魏安回到桌旁坐下,他小心的看着父亲的脸,猜测着把自己留下来的原因。
“要喝一杯吗?”魏聪指了指自己面前的酒杯。
“不!”魏安摇了摇头:“我睡前已经喝了一杯了,想要睡得安稳点,出发前,母亲不让我多饮!”
“嗯,好习惯!”魏聪喝了一口酒,示意侍卫将地图放在桌子上:“说吧,你的看法!”
“我?”魏安有些惊讶,在具体的战事上,魏聪很少问自己,他犹豫的摇了摇头。
“不知道,还是不想说?”魏聪笑了笑:“安儿,我可以给你一个教训,犹豫不决在战场上是最糟糕的事情了,有些时候,哪怕是错误的命令,只要坚决有力的执行,也能赢得胜利。但犹豫不决就不一样了,几乎百分百会输!你知道为什么吗?”
“为什么?”
“很简单,将领犹豫不决,就等于告诉士兵们,他也不知道该怎么做。没有什么比这个更能让士兵们绝望的了。战场上士兵们其实不怕死,但是他们害怕自己死的没有价值,你明白我的意思吗?”
“明白了!”魏安点了点头。
“好,说出你的看法吧,对错并不重要。
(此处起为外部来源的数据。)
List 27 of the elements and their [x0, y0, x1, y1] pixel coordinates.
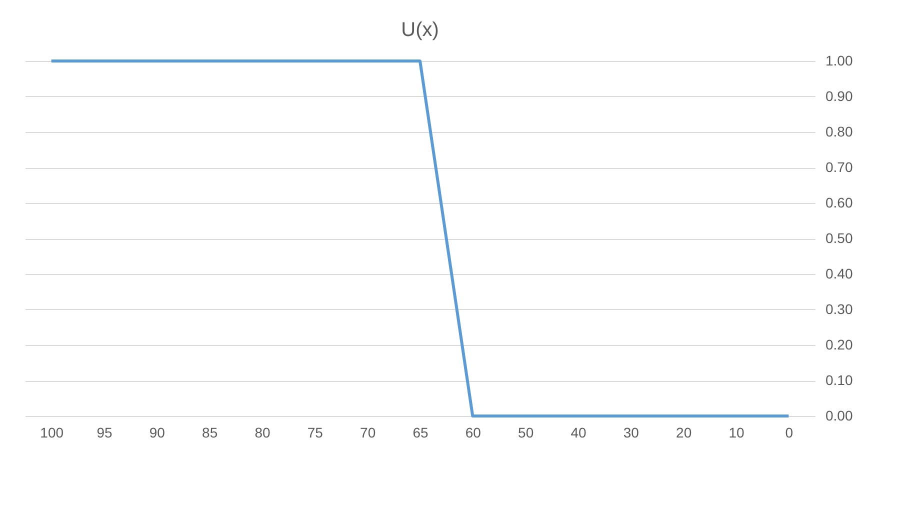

其实战场上没有人能百分百对,只要比敌人错的少就行了!”魏聪笑道。
“如果是我的话,就直接前往蓟县!”魏安道。
“为什么?你不怕鲜卑人在途中围攻我们吗?他们的兵力应该比我们现在多的!”
“不怕!”魏安答道:“我们有火器,鲜卑人没有,即便他们人多,最后赢得还会是我们!”
“呵呵!”魏聪默然良久,突然笑了起来,这让魏安有些疑惑:“父亲,我说的不对吗?”
“不,不,不!”魏聪摇了摇头:“战场上的道理是打出来的,不是说出来的。你懂吗?只要你的士兵坚信你说的是对的,在绝大多数时候里就赢了。一支上下一心的军队在战场上是很可怕的!”
魏安似懂非懂的点了点头,魏聪笑了笑:“你先回去歇息吧!明早还要行军!”
看着儿子离开的背影,魏聪吐出一口长气,他能够感觉到儿子这些时日的变化,比起和檀石槐的战争,他其实更看重这个。说到底,已经装备了燧发枪的汉军,取得战场上的胜利已经是理所当然,唯一让自己忧虑的是自己的儿子太少了,子嗣单薄,宗族弱寡,这就是自己最大的弱点。
其实后汉三国期间,宗族力量都是那些有志于天下的枭雄的一个最大本钱。比如曹操的崛起,很大程度来源于诸曹和夏侯提供的大量人才,而袁绍的失败很大程度上是因为袁氏兄弟的两次大规模内斗(袁绍和袁术兄弟,以及袁绍死后几个儿子的内斗),可以说如果这两次内斗少了任何一次,袁氏都很有可能取得天下。